| Exilé
| [Ecrit] La louve et le chant... | | Le soleil se couchait sur les terres recouvertes de végétation. La voute épaisse des arbres ne laissait filtrer que de rares rayons de soleil, et formait comme un toit végétal. Miriel était assise sur une grosse pierre, les genoux remontés contre sa poitrine. Elle était vétue d'une robe de coton simple, blanche comme la neige fraîchement tombée. A cette heure-ci, on devait la chercher.
Mais pour le moment, elle ne se préoccupait pas de ce détail. Elle repensait à sa soirée de la veille.
Elle avait rejoint son amant, son cher Tiluman, et ils avaient volé ensemble au-dessus du lac, qui refletait avec une beauté sans pareille la lueur du clair de lune... c'était un moment magique, et Miriel ressentait encore l'air brassé par les grandes aîles du Prince... et ses baisers, si doux...
Mais il s'était produit un évènement innatendu. Miriel en rougissait encore. Tiluman avait sortit avec de grandes précautions une jolie petite boite de sa poche, et l'avait ouvert devant elle...
Qu'elle n'avait pas été sa surprise lorsqu'elle avait compris de quoi il s'agissait, et d'où il voulait en venir ! Ses joues s'étaient empourprées, et son coeur s'était mit à battre la chamade.
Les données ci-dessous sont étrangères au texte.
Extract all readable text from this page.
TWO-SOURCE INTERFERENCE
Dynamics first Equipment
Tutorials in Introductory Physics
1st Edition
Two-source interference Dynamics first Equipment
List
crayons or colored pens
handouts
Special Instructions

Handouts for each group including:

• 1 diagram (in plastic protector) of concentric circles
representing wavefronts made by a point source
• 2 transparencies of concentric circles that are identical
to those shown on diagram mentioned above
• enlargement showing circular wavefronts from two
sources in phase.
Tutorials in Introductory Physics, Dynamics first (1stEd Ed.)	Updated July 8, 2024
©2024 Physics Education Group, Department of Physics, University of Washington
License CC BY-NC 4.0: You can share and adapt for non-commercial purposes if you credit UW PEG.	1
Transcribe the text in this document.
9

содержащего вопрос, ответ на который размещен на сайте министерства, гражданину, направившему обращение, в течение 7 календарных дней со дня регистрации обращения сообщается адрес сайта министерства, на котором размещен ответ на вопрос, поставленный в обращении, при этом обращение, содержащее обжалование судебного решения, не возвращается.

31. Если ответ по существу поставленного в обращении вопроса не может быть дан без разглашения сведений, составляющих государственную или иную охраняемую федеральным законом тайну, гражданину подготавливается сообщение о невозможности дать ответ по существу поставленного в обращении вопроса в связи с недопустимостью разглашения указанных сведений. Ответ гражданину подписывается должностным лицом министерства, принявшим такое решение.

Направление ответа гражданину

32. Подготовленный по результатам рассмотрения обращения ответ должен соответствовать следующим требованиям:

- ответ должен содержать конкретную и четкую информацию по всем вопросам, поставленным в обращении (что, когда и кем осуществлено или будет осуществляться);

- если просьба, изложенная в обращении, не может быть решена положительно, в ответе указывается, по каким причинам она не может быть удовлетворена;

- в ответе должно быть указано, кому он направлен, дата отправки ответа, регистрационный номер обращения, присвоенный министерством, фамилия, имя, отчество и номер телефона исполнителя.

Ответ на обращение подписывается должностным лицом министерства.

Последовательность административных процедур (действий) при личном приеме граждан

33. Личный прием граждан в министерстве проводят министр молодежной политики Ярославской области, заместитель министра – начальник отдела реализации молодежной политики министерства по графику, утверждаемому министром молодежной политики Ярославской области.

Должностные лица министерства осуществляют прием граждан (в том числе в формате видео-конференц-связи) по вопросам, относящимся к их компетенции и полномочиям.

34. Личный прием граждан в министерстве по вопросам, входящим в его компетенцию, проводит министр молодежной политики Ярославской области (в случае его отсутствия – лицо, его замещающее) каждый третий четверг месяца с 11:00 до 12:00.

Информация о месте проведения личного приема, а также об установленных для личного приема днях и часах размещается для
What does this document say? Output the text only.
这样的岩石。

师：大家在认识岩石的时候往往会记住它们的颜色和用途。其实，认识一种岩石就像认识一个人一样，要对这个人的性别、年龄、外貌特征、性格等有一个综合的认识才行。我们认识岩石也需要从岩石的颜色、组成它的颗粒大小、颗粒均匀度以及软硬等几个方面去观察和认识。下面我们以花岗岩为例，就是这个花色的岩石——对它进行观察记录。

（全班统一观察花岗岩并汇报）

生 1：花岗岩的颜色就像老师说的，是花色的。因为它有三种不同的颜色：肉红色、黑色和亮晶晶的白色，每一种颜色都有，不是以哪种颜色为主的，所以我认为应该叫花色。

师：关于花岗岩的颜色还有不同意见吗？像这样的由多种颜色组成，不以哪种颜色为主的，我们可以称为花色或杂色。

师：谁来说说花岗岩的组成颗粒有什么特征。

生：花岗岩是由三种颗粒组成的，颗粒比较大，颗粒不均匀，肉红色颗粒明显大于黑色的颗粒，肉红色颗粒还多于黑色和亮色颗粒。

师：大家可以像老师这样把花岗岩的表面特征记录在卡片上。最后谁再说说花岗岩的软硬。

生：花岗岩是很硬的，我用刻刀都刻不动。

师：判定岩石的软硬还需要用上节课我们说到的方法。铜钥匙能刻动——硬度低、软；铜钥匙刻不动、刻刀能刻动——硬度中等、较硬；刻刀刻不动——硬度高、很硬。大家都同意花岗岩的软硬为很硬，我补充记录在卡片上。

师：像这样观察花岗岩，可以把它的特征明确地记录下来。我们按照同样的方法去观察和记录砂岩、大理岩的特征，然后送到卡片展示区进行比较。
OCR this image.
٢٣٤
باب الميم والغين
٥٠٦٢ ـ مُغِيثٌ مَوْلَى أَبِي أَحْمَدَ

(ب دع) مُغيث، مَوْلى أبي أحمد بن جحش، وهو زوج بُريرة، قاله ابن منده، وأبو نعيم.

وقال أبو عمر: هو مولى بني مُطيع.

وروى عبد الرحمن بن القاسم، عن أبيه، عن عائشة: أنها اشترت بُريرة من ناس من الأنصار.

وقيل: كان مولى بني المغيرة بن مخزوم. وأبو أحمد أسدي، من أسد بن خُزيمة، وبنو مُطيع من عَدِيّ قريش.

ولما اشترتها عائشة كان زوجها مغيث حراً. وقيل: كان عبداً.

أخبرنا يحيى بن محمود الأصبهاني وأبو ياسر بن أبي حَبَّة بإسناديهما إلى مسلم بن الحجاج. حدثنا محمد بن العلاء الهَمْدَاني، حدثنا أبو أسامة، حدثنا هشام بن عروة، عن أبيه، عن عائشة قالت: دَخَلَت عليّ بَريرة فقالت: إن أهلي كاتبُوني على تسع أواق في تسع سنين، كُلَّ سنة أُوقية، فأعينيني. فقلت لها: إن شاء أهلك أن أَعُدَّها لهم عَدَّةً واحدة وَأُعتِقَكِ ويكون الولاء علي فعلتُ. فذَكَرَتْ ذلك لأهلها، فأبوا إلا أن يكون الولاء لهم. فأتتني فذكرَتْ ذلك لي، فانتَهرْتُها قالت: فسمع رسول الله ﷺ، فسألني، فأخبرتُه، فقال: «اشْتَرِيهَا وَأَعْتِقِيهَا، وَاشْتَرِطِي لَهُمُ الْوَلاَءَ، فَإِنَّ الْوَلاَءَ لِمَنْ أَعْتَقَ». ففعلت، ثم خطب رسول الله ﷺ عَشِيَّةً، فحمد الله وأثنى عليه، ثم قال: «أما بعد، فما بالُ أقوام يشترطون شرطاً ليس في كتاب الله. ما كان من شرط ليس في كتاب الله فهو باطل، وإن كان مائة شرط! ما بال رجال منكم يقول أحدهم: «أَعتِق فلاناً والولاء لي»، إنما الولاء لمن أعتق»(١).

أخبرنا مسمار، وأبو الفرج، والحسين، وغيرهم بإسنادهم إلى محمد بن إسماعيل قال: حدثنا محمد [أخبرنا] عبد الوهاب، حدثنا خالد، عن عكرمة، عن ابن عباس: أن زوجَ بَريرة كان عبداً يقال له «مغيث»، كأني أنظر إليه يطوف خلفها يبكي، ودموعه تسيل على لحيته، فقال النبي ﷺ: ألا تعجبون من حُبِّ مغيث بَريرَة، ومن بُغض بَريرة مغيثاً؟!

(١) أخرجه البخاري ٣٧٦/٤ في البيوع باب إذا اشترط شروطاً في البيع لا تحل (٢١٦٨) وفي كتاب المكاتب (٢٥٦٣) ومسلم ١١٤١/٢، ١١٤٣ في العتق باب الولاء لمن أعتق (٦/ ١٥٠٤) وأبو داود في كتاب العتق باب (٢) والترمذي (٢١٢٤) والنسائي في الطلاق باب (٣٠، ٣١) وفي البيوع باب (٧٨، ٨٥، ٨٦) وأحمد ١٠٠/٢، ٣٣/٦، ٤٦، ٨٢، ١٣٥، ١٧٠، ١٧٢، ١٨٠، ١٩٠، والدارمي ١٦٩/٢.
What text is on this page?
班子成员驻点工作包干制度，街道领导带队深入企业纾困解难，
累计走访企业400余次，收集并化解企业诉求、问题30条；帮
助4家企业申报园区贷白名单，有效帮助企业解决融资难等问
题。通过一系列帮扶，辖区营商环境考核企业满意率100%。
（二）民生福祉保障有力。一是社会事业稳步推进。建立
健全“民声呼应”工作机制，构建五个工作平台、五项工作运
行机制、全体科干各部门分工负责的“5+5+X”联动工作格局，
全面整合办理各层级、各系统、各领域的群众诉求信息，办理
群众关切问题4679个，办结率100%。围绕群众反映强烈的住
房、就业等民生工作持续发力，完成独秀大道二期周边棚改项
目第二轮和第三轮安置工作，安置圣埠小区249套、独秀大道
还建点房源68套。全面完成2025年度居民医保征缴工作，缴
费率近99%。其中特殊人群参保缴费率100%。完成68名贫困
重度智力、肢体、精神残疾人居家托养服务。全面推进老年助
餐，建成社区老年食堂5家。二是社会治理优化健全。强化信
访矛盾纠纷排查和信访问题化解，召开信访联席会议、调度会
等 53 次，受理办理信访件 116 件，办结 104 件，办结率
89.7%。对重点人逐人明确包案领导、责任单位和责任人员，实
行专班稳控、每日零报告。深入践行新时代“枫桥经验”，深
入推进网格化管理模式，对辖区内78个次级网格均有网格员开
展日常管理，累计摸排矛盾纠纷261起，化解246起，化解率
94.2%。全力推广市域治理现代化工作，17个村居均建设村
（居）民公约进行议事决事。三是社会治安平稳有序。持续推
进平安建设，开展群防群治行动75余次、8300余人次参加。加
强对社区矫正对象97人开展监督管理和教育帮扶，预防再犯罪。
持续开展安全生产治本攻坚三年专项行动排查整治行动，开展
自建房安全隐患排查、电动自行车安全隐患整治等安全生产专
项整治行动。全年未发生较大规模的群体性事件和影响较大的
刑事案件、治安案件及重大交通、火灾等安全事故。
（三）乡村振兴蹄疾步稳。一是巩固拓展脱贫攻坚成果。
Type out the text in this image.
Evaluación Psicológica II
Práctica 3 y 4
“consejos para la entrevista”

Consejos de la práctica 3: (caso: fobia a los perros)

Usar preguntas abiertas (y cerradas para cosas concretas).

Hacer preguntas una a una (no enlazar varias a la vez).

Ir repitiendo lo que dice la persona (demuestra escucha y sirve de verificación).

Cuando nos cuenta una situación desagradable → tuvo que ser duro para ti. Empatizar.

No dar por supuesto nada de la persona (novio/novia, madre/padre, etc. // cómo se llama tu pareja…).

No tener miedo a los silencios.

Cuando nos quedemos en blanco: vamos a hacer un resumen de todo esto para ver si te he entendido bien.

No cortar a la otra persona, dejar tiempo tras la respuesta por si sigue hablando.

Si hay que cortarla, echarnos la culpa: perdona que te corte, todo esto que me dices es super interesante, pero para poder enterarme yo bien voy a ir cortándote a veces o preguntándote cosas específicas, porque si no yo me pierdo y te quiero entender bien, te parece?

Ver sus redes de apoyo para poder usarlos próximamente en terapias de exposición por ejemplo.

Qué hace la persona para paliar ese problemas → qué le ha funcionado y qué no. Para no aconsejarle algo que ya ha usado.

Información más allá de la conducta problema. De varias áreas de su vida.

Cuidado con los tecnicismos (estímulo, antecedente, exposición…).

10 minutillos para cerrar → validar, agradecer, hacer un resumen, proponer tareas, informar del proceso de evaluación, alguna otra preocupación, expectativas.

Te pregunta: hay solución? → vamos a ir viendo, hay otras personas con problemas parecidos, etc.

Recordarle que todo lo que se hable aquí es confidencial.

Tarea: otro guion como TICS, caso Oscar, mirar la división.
La jeune femme leva doucement la tête et contempla la voûte des arbres. Elle n'avait sû que répondre. Jamais elle n'aurait imaginé que Tiluman lui fasse une telle demande. Sa mère ne l'approuvait pas, bien que Tiluman soit son souverain, et Miriel était convaincue que jamais il ne demanderait sa main...
Ce qu'elle ne comprenait pas, c'était que le jeune homme osât la demander en mariage sans en parler à son père. Puis un doute la prit. Peut-être l'avait-il déjà fait ? Elle secoua la tête énergiquement, et replongea dans ses souvenirs.
Constatant sa surprise et sa gêne, Tiluman s'était posé à terre, et avait laissé descendre Miriel. Il avait l'air impatient de connaître sa réponse, et la jeune fille fut de plus en plus mal à l'aise. Il semblait être sûr de sa réponse. Mais elle-même n'en était plus sûre.
Elle l'aimait, oh, ça oui, elle l'aimait ! Mais elle avait trop vu de ses amies, partir aux bras d'un homme pour n'en plus revenir. Elle avait souvent, plus jeune, comparé le mariage à des chaînes. Des entraves impossibles à retirer, empêchant chacun de ses gestes. Elle trouvait cela tout simplement insupportable. D'un autre côté, elle ne pouvait s'empêcher de vouloir pour toujours son beau Tiluman...
De nouveau plongée dans sa mémoire, Miriel se rappela que le jeune homme, troublé par son silence, lui avait lançé un long regard perplexe et un peu inquièt. Il ne comprenait pas. Eux qui s'aimaient tant, comment aurait-elle pu refuser ?
La lune éclairait son amant de plein fouet, révèlant les traits de son visage, à la fois doux et forts. Ce visage qu'elle aimait tant caresser et contempler... Elle eut un sourire qui se voulait rassurant.
"Je vais y réfléchir, mon ange..."
Il parut fort décontenancé de cette annonce, qui semblait vouloir bouleverser tous ses projets. Il avait une peur flagrante d'essuyer un refus. Mais Miriel ne voulait pas se lancer dans une entreprise qu'elle pourrait regretter. Elle voulait être sûre d'elle.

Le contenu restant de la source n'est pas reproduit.